Apache Flink is an open source framework and engine for processing data streams. Apache Flink 1.15.1 on EMR 6.8 includes 62 bug fixes, vulnerability fixes, and minor improvements over Flink 1.15.0. Key features include:
- Watermark alignment (Beta) across data sources : Event-time processing in Flink depends on special timestamped elements, called watermarks, that are inserted into the stream either by the data sources or by a watermark generator. A watermark with a timestamp t can be understood as an assertion that all events with timestamps < t have already arrived. Watermark alignment is useful when processing sources with different velocity of events e.g. when one source is idle or one source emits records relatively faster than others, you can enable watermark alignment for each source separately. Flink aligns watermarks by pausing the highest velocity source and continuing to read records from other sources until the watermarks are aligned.

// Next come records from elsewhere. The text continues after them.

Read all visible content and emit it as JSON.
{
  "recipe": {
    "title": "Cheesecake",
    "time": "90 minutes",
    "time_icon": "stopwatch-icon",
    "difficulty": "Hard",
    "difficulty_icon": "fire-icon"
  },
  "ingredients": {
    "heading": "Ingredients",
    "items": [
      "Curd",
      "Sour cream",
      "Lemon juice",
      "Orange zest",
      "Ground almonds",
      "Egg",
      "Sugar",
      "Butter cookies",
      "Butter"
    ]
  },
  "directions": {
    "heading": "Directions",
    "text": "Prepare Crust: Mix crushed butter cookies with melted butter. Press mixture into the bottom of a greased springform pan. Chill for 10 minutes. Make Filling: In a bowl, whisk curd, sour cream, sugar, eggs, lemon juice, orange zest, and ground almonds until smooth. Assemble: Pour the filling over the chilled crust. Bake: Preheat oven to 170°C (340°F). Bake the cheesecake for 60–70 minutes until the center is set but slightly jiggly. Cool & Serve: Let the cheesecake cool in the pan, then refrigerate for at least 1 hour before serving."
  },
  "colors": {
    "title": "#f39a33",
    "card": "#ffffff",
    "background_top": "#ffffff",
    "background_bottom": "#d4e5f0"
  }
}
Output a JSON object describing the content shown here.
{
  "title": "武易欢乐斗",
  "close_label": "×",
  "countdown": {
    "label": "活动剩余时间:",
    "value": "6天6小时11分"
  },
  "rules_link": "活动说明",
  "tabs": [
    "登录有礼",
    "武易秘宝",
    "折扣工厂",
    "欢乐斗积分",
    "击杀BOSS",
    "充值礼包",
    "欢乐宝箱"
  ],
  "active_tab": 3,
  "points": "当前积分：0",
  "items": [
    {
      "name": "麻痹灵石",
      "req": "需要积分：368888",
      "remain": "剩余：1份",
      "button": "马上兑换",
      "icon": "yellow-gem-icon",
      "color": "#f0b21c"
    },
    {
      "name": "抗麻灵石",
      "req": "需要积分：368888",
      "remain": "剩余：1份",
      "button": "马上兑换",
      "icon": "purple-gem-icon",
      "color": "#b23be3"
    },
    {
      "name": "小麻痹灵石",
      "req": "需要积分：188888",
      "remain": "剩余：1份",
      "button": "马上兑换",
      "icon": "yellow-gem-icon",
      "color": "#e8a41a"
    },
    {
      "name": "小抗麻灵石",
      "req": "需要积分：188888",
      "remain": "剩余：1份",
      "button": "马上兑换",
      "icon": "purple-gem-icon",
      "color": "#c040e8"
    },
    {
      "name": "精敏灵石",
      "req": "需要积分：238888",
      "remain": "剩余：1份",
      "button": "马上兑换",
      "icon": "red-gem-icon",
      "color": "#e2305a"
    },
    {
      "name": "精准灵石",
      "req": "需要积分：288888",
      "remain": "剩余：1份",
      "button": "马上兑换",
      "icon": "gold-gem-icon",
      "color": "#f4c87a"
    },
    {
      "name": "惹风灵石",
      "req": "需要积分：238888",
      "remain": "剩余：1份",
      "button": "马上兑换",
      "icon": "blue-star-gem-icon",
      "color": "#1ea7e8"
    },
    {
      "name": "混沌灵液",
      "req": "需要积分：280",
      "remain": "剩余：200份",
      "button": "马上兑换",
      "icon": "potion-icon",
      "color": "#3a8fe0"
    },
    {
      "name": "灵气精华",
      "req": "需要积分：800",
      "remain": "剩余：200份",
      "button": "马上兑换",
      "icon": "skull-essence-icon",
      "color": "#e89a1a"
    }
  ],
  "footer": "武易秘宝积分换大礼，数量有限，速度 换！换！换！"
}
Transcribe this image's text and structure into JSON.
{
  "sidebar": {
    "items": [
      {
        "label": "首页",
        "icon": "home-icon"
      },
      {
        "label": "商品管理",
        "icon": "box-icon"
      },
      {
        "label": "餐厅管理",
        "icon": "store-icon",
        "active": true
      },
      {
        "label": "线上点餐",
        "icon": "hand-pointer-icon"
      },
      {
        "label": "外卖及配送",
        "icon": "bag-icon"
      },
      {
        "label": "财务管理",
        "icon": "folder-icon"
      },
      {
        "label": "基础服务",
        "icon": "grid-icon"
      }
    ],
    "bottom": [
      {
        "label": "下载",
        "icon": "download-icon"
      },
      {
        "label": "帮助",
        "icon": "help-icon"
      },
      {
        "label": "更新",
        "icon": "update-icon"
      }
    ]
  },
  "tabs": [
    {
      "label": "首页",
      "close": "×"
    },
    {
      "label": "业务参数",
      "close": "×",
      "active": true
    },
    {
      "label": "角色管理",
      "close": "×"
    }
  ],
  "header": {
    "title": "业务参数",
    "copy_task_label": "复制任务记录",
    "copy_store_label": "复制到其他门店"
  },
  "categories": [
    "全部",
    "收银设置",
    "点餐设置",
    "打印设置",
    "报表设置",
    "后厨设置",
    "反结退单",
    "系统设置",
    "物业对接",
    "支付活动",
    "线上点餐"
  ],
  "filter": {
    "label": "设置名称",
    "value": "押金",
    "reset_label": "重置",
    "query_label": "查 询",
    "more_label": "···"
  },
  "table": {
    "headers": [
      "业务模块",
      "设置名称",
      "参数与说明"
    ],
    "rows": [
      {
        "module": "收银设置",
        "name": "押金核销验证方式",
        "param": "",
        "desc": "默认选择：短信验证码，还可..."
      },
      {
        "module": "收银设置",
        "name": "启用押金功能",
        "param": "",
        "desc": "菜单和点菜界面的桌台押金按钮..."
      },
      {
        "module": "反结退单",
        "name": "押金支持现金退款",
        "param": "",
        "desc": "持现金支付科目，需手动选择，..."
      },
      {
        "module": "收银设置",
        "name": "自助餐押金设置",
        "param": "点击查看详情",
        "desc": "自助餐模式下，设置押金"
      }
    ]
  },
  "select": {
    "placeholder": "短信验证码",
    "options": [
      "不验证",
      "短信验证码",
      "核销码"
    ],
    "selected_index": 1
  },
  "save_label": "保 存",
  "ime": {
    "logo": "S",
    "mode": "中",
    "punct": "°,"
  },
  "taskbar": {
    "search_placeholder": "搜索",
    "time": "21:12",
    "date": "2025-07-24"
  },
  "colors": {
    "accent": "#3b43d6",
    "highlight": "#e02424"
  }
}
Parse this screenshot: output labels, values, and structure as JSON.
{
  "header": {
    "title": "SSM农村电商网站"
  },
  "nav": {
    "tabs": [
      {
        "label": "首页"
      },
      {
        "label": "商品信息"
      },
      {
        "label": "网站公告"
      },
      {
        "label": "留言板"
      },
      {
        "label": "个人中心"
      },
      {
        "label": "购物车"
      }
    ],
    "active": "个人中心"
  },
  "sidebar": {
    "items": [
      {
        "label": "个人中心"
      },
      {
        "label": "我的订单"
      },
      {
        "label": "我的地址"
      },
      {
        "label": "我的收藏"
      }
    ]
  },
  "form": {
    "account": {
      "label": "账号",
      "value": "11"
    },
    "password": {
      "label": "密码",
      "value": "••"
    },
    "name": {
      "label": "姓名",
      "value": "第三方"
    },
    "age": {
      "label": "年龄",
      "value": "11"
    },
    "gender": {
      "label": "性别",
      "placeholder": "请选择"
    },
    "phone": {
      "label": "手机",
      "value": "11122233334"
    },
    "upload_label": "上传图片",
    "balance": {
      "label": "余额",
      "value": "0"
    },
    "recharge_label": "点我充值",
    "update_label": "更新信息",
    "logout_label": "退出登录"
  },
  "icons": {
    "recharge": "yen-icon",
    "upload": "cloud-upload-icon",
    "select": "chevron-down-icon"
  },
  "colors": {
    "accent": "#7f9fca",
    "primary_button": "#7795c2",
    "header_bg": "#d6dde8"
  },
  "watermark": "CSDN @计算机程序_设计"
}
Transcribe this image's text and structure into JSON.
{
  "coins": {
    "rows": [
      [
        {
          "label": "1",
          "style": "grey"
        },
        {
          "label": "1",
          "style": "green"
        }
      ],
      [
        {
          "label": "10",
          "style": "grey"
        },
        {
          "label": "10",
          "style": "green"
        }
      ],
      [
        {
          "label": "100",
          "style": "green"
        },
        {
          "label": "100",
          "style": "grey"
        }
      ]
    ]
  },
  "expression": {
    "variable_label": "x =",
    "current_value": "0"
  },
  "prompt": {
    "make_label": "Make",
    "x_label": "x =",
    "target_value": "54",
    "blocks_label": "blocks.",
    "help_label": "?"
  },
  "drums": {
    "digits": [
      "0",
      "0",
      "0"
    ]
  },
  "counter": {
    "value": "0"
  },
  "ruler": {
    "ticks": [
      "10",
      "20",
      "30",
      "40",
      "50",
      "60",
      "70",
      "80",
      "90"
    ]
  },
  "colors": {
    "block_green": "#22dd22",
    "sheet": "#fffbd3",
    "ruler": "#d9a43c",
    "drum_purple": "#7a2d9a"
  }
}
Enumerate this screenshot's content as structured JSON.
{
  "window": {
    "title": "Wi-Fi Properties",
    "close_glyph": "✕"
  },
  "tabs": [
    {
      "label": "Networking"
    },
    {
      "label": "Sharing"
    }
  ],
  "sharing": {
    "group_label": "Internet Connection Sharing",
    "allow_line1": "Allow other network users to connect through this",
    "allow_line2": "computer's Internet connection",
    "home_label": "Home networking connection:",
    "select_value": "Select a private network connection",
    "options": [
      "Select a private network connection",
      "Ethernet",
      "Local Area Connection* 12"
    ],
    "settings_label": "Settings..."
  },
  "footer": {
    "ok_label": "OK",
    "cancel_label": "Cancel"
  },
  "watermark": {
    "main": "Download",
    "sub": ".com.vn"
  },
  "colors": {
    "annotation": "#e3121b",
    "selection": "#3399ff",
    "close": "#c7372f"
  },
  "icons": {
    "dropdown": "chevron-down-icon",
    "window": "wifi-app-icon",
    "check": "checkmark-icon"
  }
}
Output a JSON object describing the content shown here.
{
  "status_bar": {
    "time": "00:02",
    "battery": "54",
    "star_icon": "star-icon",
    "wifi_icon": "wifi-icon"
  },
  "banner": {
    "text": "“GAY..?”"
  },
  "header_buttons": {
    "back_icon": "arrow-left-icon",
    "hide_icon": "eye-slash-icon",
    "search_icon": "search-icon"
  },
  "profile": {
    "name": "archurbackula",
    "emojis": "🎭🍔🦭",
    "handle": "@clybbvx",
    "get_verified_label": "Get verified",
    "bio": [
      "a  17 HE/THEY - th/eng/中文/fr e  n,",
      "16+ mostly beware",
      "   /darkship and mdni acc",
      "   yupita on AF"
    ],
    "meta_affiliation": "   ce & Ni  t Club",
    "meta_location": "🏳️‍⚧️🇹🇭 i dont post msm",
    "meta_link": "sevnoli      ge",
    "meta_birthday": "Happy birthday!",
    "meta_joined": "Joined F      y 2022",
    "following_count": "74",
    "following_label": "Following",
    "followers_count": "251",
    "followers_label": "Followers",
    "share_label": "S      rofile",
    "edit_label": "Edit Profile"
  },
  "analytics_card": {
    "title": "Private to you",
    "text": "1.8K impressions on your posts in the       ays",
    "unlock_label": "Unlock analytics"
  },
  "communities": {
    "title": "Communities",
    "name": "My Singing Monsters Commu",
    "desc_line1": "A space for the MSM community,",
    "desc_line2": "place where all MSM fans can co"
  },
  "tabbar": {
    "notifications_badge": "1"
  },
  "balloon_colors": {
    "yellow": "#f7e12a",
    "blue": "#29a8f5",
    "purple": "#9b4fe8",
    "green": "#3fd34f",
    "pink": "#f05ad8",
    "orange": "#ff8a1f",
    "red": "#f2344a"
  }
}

- SQL version upgrade : Introducing JSON plans which are JSON functions that make it easier to import and export structured data in SQL. Today, version upgrades can alter the topology of SQL queries which can introduce snapshot incompatibility across versions. This makes upgrading Flink versions challenging. With this feature, both the Table API and SQL will provide a way to compile and execute a plan ensuring the same topology for SQL queries throughout different versions, making it more reliable to upgrade to future versions. Users who want to give it a try can create a JSON plan that can then be used to restore a Flink job based on the old operator structure.
For more details, refer to the OSS Flink release docs.